The House of Representatives passed HR 7010 on May 28 by a vote of 417 to 1. It is the first bill to be signed into law by the president that the House passed under its new proxy voting rule (H. Res. 965).
Proxy Voting Mechanics
H. Res. 965 empowers Speaker Nancy Pelosi, D-Calif., to announce a “covered period” in which proxy voting is allowed in committee and on the House floor. The “covered period” may last up to forty-five days. But the Speaker may extend it for an additional forty-five days.
The new rule details a unique process that both absent and physically present members must follow to vote by proxy. Absent members must first send the House clerk a signed letter that specifies which member they are authorizing to vote on their behalf. The letter must also include specific instructions from absent members to their physically present colleagues detailing how to vote their proxy. The resolution stipulates that the clerk must notify the member named as a proxy in the letter upon its receipt. It also directs the clerk to inform party leaders about the nature of the proxy. The resolution limits to ten the total number of proxies that a physically present member can cast at one time. Members who are physically present are required to announce proxies before voting.

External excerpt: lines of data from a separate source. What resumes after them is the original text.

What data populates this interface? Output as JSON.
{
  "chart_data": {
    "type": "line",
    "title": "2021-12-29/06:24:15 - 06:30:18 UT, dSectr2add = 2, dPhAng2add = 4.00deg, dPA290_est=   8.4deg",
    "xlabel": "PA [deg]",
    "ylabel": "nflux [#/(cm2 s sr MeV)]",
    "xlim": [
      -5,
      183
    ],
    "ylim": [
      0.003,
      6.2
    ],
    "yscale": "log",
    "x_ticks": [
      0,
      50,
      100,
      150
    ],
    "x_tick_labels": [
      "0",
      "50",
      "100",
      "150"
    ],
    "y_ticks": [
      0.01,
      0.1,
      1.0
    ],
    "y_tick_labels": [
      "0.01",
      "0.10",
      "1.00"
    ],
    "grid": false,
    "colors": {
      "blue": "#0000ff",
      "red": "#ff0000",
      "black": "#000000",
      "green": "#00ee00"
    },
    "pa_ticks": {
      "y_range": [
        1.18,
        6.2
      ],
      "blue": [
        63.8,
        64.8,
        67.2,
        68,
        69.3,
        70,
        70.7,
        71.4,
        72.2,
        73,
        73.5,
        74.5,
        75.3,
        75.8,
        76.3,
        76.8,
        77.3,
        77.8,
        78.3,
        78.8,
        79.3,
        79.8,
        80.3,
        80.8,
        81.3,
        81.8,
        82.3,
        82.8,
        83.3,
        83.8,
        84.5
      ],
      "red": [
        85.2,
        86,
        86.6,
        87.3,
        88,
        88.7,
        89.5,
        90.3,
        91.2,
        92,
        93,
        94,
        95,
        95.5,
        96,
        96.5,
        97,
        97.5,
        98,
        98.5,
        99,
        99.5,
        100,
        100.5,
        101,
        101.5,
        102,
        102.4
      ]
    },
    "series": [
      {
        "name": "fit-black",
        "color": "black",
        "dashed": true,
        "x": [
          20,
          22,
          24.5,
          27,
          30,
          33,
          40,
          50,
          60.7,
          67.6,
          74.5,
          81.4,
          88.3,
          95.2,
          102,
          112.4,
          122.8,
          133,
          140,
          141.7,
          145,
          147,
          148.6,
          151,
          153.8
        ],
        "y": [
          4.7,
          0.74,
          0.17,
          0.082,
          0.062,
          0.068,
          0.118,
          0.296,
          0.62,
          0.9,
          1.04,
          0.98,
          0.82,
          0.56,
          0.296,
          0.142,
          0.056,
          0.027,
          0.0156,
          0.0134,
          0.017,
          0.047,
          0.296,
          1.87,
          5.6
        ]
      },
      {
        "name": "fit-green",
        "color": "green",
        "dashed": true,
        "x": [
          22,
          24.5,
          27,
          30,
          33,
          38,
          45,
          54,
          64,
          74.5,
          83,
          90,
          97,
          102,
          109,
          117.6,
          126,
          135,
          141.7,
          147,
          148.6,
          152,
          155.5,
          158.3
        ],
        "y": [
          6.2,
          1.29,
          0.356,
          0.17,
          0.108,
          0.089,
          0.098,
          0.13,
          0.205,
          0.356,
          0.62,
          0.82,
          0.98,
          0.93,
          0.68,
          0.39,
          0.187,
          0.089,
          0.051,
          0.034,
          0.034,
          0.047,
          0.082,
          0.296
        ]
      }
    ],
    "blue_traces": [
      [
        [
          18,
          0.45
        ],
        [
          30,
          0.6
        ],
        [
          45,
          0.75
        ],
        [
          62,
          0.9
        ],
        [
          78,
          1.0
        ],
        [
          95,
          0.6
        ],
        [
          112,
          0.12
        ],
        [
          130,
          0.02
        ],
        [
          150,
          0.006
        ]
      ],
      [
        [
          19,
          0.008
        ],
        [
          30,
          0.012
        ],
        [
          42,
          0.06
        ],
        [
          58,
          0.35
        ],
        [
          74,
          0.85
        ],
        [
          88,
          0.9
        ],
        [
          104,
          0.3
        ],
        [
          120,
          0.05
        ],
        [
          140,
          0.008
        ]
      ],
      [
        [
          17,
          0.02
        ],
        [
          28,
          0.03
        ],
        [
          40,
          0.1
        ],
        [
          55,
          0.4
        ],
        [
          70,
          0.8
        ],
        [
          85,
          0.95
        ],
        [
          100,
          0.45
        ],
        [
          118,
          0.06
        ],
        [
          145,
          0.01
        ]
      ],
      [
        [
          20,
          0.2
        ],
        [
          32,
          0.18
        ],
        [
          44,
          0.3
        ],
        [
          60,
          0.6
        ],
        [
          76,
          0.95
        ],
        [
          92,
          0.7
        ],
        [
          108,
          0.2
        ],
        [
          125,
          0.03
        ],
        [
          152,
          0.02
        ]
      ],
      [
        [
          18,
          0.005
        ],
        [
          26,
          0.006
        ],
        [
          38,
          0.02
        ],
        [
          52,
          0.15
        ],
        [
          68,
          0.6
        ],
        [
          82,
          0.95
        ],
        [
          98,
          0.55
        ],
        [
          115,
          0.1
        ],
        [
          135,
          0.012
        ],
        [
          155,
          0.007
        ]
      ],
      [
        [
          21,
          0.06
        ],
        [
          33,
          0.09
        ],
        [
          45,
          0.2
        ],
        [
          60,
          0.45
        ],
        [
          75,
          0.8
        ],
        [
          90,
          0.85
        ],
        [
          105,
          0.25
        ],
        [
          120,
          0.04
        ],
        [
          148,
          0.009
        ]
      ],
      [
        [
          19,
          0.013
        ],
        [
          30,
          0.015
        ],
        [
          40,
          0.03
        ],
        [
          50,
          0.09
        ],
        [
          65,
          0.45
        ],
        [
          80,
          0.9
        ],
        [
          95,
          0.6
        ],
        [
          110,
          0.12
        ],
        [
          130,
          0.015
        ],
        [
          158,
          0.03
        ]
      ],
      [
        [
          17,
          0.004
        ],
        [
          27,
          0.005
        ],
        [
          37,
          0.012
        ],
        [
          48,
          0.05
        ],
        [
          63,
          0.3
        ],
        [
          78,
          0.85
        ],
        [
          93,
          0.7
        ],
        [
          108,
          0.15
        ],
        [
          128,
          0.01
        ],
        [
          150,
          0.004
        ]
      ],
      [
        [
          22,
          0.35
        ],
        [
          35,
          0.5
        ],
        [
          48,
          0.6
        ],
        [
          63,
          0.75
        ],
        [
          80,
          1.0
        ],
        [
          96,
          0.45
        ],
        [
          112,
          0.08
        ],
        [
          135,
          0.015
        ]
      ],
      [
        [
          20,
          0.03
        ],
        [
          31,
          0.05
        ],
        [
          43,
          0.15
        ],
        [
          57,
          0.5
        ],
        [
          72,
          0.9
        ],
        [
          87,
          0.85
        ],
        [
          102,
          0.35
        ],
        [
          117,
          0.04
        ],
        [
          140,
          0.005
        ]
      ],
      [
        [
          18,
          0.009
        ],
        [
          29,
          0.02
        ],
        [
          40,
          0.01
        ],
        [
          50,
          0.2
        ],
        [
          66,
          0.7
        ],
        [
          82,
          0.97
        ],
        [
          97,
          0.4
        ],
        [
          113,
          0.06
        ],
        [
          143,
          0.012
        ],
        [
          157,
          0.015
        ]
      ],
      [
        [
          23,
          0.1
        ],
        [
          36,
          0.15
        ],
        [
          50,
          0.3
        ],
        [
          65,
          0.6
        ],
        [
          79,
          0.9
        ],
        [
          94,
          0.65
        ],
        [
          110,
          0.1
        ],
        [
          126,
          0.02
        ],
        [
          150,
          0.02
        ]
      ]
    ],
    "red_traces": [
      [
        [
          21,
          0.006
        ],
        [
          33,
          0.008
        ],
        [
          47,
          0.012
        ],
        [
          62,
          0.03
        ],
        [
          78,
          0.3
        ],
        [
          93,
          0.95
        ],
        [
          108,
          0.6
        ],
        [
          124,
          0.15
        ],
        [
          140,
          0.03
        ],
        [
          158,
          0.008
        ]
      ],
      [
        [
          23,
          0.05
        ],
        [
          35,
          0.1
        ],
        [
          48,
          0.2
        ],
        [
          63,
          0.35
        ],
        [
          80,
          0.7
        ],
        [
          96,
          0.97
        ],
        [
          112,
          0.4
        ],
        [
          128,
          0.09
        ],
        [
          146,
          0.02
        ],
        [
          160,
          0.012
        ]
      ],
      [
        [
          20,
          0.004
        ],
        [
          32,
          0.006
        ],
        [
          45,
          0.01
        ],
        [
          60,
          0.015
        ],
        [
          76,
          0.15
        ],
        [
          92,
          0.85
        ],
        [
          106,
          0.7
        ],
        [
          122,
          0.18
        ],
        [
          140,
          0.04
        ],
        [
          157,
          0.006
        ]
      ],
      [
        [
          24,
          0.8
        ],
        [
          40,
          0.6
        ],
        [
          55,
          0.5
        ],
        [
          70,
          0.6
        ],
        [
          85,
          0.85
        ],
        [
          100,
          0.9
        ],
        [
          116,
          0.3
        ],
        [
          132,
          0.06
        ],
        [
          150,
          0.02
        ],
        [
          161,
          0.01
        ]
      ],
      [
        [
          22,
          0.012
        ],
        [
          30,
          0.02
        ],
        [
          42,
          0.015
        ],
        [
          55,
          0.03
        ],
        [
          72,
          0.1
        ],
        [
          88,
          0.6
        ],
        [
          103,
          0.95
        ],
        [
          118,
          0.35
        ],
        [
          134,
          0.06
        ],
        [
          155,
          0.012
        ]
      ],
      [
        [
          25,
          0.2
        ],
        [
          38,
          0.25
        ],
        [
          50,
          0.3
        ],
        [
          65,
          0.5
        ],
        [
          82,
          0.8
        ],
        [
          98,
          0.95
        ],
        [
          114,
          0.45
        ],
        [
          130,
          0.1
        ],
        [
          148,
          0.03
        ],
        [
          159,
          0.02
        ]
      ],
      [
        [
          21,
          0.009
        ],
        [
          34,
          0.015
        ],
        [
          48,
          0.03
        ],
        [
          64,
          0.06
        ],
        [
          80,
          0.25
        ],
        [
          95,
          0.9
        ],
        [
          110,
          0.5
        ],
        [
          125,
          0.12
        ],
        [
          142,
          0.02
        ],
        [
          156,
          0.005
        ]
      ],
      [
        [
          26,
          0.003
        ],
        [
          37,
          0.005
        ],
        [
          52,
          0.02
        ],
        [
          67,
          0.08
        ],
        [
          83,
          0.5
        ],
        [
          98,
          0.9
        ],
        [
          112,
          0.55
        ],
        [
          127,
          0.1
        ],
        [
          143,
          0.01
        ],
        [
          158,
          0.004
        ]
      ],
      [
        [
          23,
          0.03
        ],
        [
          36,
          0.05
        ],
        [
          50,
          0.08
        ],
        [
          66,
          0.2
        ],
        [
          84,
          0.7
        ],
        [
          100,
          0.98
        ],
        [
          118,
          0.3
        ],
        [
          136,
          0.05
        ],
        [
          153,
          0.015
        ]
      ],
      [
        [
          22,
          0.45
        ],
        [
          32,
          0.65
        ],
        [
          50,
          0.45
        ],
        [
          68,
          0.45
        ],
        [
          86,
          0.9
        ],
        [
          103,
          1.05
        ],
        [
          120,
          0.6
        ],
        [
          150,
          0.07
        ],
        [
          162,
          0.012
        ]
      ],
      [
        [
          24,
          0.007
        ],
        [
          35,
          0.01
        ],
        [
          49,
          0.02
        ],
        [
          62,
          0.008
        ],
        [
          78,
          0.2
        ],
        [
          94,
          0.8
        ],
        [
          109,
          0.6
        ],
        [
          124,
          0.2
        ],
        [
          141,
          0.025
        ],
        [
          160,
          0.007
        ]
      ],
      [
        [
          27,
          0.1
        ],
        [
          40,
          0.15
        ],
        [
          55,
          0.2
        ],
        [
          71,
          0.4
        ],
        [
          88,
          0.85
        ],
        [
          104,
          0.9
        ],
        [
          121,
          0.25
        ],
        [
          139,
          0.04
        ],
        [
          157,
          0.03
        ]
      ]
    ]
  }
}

H. Res. 965 includes an explicit stipulation that a House quorum consists of both physically present and absent members who have requested to cast floor votes by proxy. Before the adoption of the new rule, the House required its members to assemble in person to vote in both committees and on the floor. That is, the rules required members to be physically present.

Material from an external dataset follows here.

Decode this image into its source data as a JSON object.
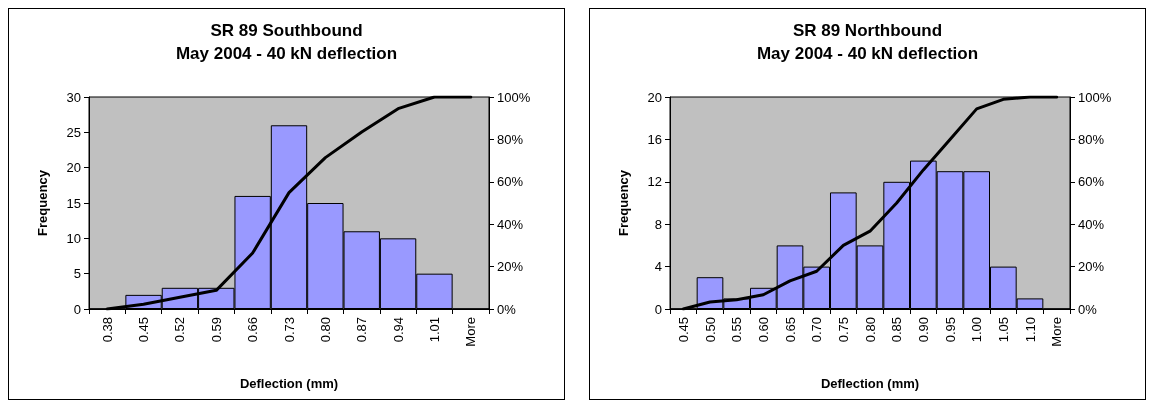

Of course, the Constitution’s Rules and Expulsion clause (Article I, section 5, clause 2) empowers the House to determine its rules of proceeding. Using that power, the House has both allowed and prohibited proxy voting in committees in the past.

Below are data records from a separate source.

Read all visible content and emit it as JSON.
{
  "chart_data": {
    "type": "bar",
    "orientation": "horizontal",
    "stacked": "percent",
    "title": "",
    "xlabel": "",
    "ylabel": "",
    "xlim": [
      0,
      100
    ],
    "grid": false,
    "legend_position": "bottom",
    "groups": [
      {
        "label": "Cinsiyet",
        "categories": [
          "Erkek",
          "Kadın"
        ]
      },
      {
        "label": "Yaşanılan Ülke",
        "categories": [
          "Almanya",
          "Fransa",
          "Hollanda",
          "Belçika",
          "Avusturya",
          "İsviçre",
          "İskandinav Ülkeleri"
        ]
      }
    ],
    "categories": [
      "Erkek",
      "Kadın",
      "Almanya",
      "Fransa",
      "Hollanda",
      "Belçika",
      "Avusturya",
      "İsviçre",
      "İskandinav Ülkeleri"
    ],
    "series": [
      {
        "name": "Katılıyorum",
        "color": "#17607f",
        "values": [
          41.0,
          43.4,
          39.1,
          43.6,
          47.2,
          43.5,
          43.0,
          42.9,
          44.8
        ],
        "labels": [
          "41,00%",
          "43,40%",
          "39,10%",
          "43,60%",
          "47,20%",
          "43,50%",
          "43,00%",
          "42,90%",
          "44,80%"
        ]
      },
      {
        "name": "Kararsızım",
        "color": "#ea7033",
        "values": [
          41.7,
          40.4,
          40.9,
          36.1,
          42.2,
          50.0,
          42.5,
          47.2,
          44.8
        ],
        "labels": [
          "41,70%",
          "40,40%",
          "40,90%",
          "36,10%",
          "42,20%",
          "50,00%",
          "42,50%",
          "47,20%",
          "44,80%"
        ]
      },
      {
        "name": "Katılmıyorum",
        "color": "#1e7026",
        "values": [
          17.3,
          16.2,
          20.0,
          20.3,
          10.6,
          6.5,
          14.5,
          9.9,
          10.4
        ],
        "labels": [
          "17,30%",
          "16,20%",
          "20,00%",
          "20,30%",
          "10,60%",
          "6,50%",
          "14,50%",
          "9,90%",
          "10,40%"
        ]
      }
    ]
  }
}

Yet the House cannot use its power to allow proxy voting on the floor because the Constitution’s Qualifications and Quorum clause (Article I, section 5, clause 1) requires that a majority of its members be present to conduct business. And the Constitution’s Journal clause (Article I, section 5, clause 3) stipulates that one-fifth of the members present may order a recorded vote. These two clauses prohibit a plurality of physically present members from conducting business by a recorded vote on the House floor.
No Constitutional Violation
The House did not violate the Constitution when it allowed members to vote by proxy during floor consideration of HR 7010. This is because a majority of the House’s members were physically present on the floor, thereby satisfying the Constitution’s Qualifications and Quorum clause and its Journal clause.
The total number of voting members in the House is 435 (assuming no vacancies). According to the House clerk, three seats are currently vacant. Consequently, the total number of voting members is 432 at present. Seventy-one members voted by proxy when the House passed HR 7010. That means 361 members were physically present on the House floor.
The House did not violate the Constitution because 217 members constitute a quorum of its total membership of 432. Passage of HR 7010 would have been unconstitutional only if 217 or more members were absent and voted by proxy.